Helgi Jónas Guðfinnsson

Álftanes
- Title: Assistant coach
- League: Úrvalsdeild

Personal information
- Born: 18 April 1976 (age 49)
- Nationality: Icelandic

Career information
- Playing career: 1992–2011
- Positions: Point guard, shooting guard
- Coaching career: 2010–present

Career history

Playing
- 1992–1993: Grindavík
- 1994–1998: Grindavík
- 1998–1999: Donar Groeningen
- 1999–2000: RB Antwerpen
- 2000–2001: Ieper
- 2001–2006: Grindavík
- 2008–2009: Grindavík
- 2010–2011: Grindavík
- 2011: ÍG

Coaching
- 2010–2012: Grindavík
- 2014: Keflavík
- 2019–2020: Grindavík (assistant)
- 2023–present: Álftanes (assistant)

Career highlights
- As player: Icelandic Basketball Player of the Year (1998); 2× Úrvalsdeild Domestic Player of the Year (1998, 2003); 3× Úrvalsdeild Domestic All-First Team (1997, 1998, 2003); Úrvalsdeild Young Player of the Year (1993); Icelandic League champion (1996); 3× Icelandic Cup (1995, 1998, 2006); Icelandic Supercup (1996); As coach: Úrvalsdeild Men's Coach of the Year (2012); Icelandic League champion (2012); Icelandic Men's Basketball Cup (2011); Icelandic Supercup (2011);

= Helgi Jónas Guðfinnsson =

Icelandic basketball coach and player (born 1976)

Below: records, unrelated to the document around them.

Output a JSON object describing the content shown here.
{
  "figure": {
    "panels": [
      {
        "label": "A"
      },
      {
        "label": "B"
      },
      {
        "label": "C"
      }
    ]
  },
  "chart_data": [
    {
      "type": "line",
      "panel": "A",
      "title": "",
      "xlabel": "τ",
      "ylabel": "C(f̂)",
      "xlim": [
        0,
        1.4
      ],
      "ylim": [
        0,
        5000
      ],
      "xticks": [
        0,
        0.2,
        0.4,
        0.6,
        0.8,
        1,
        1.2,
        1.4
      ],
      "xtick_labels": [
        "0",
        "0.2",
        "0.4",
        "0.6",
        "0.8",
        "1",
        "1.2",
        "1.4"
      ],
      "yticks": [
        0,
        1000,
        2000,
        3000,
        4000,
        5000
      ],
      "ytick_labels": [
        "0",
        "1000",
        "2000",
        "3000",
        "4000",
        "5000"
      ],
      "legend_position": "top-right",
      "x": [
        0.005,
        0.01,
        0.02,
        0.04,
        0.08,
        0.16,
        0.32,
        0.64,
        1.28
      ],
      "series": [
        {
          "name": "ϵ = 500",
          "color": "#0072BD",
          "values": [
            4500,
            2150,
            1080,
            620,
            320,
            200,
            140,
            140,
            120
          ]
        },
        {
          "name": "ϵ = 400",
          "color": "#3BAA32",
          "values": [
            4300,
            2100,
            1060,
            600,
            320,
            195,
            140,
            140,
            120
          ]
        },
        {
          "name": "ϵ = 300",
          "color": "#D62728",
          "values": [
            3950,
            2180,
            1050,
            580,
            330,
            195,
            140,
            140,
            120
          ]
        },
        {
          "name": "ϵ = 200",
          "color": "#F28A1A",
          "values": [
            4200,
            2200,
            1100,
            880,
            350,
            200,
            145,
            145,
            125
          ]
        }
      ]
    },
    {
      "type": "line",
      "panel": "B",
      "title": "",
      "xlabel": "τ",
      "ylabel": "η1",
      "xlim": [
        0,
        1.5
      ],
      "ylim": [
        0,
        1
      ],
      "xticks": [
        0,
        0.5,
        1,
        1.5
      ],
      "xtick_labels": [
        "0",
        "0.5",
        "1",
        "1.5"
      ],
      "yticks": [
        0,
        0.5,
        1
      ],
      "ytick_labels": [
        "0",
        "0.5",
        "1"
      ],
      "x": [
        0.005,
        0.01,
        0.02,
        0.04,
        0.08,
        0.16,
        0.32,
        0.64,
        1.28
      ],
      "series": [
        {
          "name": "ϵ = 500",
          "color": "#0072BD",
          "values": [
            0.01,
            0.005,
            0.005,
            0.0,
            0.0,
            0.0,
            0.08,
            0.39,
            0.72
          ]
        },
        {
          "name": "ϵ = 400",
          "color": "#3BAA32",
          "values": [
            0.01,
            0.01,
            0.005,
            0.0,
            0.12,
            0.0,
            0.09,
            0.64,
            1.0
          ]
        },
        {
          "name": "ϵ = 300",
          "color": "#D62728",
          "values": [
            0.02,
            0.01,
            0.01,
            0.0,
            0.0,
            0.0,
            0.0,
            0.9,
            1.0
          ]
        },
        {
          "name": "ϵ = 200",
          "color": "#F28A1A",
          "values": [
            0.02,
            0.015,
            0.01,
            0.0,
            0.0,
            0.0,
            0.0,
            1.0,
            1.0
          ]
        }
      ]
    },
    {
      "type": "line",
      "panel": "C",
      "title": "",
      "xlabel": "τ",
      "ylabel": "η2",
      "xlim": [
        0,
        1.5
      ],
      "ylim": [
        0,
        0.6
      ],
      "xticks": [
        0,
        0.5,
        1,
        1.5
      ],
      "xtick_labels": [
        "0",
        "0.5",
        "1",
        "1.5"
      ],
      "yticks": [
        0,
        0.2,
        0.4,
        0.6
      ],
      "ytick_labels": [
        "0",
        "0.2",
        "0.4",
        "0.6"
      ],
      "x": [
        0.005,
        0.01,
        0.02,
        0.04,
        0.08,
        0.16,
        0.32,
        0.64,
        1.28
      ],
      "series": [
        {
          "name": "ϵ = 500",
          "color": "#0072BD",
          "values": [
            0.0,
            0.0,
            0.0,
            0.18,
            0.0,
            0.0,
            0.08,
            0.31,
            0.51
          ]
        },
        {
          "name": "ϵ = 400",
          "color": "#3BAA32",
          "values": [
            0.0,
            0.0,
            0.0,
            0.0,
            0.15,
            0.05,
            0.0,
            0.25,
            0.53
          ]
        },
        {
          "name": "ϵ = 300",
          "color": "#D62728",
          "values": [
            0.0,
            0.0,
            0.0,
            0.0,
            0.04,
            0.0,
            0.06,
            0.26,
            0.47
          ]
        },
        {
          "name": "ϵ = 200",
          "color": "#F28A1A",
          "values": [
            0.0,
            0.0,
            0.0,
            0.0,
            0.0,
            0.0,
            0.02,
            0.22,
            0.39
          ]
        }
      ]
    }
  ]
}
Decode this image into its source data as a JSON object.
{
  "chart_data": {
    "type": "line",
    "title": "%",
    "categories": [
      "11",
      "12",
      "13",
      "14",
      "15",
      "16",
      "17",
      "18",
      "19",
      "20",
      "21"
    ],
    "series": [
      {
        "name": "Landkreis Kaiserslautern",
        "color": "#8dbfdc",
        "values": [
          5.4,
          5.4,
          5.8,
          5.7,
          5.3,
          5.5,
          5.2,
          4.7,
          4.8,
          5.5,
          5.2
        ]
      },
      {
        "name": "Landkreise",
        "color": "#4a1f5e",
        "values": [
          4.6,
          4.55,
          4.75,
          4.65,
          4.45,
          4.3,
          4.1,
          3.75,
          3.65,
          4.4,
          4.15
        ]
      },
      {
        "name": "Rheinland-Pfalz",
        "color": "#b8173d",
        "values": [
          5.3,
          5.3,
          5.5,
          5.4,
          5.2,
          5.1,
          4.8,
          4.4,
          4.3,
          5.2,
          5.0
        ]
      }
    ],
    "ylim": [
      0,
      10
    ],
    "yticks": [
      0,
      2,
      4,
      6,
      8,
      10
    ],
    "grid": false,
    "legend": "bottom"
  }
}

Helgi Jónas Guðfinnsson (born 18 April 1976) is an Icelandic basketball coach and former professional player. He spent the majority of his career with Grindavík where he won the Icelandic championship in 1996 and the Icelandic Cup in 1995, 1998 and 2006. He was twice named the Úrvalsdeild Domestic Player of the Year and once the Icelandic Basketball Men's Player of the Year. After his playing career came to an end, Helgi went into coaching and led Grindavík to the Icelandic Cup in 2011 and the national championship in 2012.

==Early life==
Helgi Jónas grew up Neskaupsstaður where he trained skiing and football in his youth. At the age of 11, he moved with his family to Grindavík where he started playing basketball.

==Basketball==
===Playing career===
After playing for Grindavík's junior teams, Helgi broke into the senior team during the 1992–1993 season, averaging 6.9 points in 23 games and being named the Úrvalsdeild Young Player of the Year. He spent the following season in high school in the United States before returning to Grindavík in 1994. In 1996, he helped Grindavík win its first ever national championship. After a standout 1997–1998 season, where he was named the Úrvalsdeild Domestic Player of the Year, he played professionally for Donar Groeningen, RB Antwerpen and Ieper for the next three seasons. He returned to Grindavík in 2001 and average 21.1 points in his first season back. For the 2002–03 season, he was named the Úrvalsdeild Domestic Player of the Year again after averaging 18.9 points per game.

After retiring in 2006, he returned during the 2008–09 season and helped Grindavík to the Úrvalsdeild finals where the team lost against KR 3–2. While serving as the head coach of Grindavík, Helgi appeared in a few games during the 2010–11 season due to injuries on the roster.

He last played for ÍG in 2011 in the second-tier 1. deild karla, appearing two games where he averaged 31.0 points, 9.0 rebounds and 6.0 assists.

===National team career===
From 1995 to 2001, Helgi played 63 games for the Icelandic national basketball team.

===Coaching career===
In April 2010, Helgi signed a three-year contract with Grindavík. He was voted the Úrvalsdeild coach of the year in 2012 after he led Grindavík to the Icelandic championship. After the season, he resigned from his post.

In April 2014, he signed a two-year contract as the head coach of rival Úrvalsdeild club Keflavík. In November the same year, he was forced to step down as head coach due to heart problems.

In May 2019, Helgi returned to coaching when he was hired as an assistant coach to Daníel Guðni Guðmundsson in Grindavík.

In August 2023, Helgi was hired as an assistant coach with Álftanes.

==Football==
From 2002 to 2003, Helgi played nine games in the Icelandic top-tier football league as well as appear in one cup game for Grindavík's football team. He played as a forward.

==Personal life==
Helgi's son is basketball player Arnór Tristan Helgason.